In its simplest sense, a progressive web app is a mobile app delivered through the web. It functions like a native app, due to the use of an app shell that allows for app-style gestures and navigations. The main difference is that there is no need to download it from an app store.
It runs, self-contained, right in a web browser. With the help of service workers, a progressive web app is able to load instantly, even in areas of low connectivity. With the help of pre-caching, the app stays up to date at all times, displaying the most recent version upon launching.
When native apps first came to market, people couldn’t get enough of them. It changed the way consumers interact with their mobile devices and with brands.
UX design is particularly interested in user expectations. All of the experiences and interactions that users have had with every application they’ve used in their lives have helped set their expectations for how interfaces are supposed to work. If a UX designer isn’t intimately familiar with these expectations, they could inadvertently design an interface interaction that seems logical to them but breaks commonly accepted conventions. Users don’t like when an interface behaves very differently than they were expecting, and this could negatively impact their experience.

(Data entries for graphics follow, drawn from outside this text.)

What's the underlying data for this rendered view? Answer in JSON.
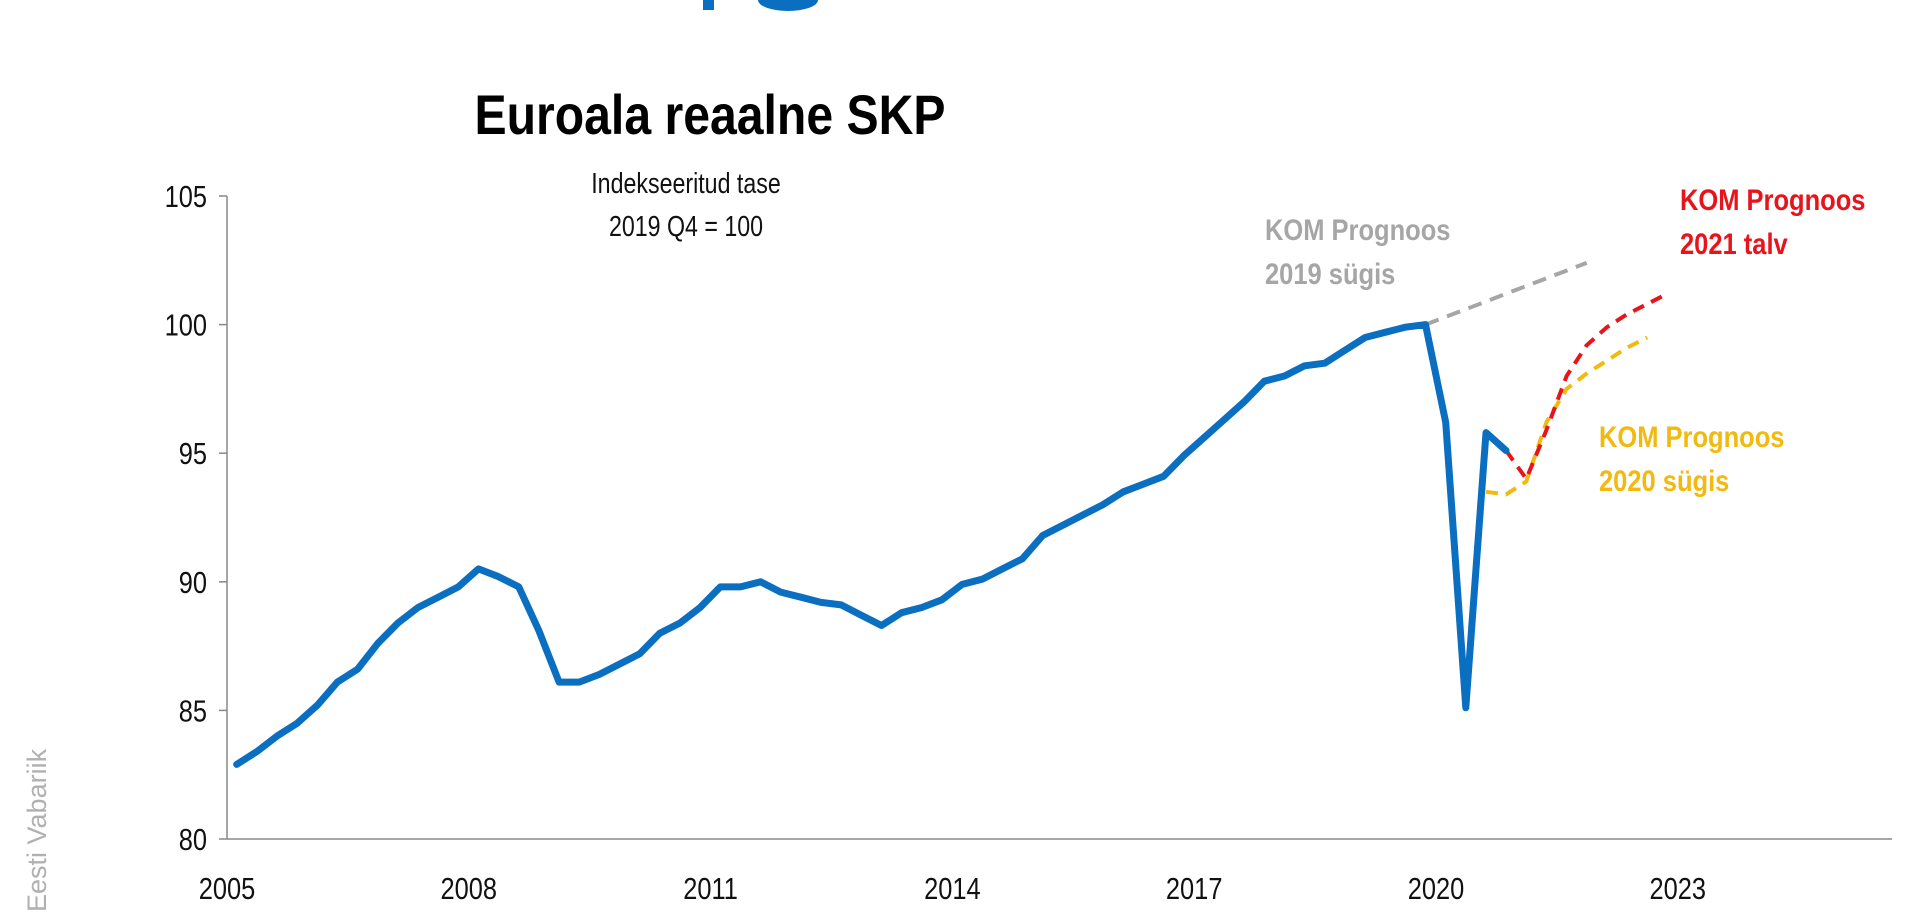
{
  "colors": {
    "actual": "#0b6fc1",
    "forecast_2019": "#a6a6a6",
    "forecast_2021": "#e8141c",
    "forecast_2020": "#f2b90f",
    "heading_fragment": "#0b6fc1",
    "watermark": "#b0b0b0"
  },
  "watermark": "Eesti Vabariik",
  "chart_data": {
    "type": "line",
    "title": "Euroala reaalne SKP",
    "subtitle": [
      "Indekseeritud tase",
      "2019 Q4 = 100"
    ],
    "xlabel": "",
    "ylabel": "",
    "ylim": [
      80,
      105
    ],
    "yticks": [
      80,
      85,
      90,
      95,
      100,
      105
    ],
    "xlim": [
      2005,
      2025
    ],
    "xticks": [
      2005,
      2008,
      2011,
      2014,
      2017,
      2020,
      2023
    ],
    "grid": false,
    "frequency": "quarterly",
    "series": [
      {
        "key": "actual",
        "start": "2005 Q1",
        "values": [
          82.9,
          83.4,
          84.0,
          84.5,
          85.2,
          86.1,
          86.6,
          87.6,
          88.4,
          89.0,
          89.4,
          89.8,
          90.5,
          90.2,
          89.8,
          88.1,
          86.1,
          86.1,
          86.4,
          86.8,
          87.2,
          88.0,
          88.4,
          89.0,
          89.8,
          89.8,
          90.0,
          89.6,
          89.4,
          89.2,
          89.1,
          88.7,
          88.3,
          88.8,
          89.0,
          89.3,
          89.9,
          90.1,
          90.5,
          90.9,
          91.8,
          92.2,
          92.6,
          93.0,
          93.5,
          93.8,
          94.1,
          94.9,
          95.6,
          96.3,
          97.0,
          97.8,
          98.0,
          98.4,
          98.5,
          99.0,
          99.5,
          99.7,
          99.9,
          100.0,
          96.2,
          85.1,
          95.8,
          95.1
        ]
      },
      {
        "key": "forecast_2019",
        "name": [
          "KOM Prognoos",
          "2019 sügis"
        ],
        "start": "2019 Q4",
        "values": [
          100.0,
          100.3,
          100.6,
          100.9,
          101.2,
          101.5,
          101.8,
          102.1,
          102.4
        ]
      },
      {
        "key": "forecast_2021",
        "name": [
          "KOM Prognoos",
          "2021 talv"
        ],
        "start": "2020 Q4",
        "values": [
          95.1,
          94.0,
          95.9,
          98.0,
          99.2,
          99.9,
          100.4,
          100.8,
          101.2
        ]
      },
      {
        "key": "forecast_2020",
        "name": [
          "KOM Prognoos",
          "2020 sügis"
        ],
        "start": "2020 Q3",
        "values": [
          93.5,
          93.4,
          93.9,
          96.2,
          97.5,
          98.1,
          98.6,
          99.1,
          99.5
        ]
      }
    ]
  }
}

If a UX designer decides to do something different, they need to have a very good reason, because breaking a deeply trained expected behavior will likely cause people to do the wrong thing frequently.
UI designers need to make sure the visual language they choose fits the class of application they’re writing. They’re trying to predict user expectations. If your team is designing a travel app, it’s important to research how other travel apps have been developed in the past. Which ones worked? Which ones didn’t? There are design lessons to be learned from the work others have done before.
Research might indicate that people prefer outlined icons instead of bold shapes. This is a visual shorthand that people are comfortable with and enjoy. UI designers would then do well to incorporate that lesson.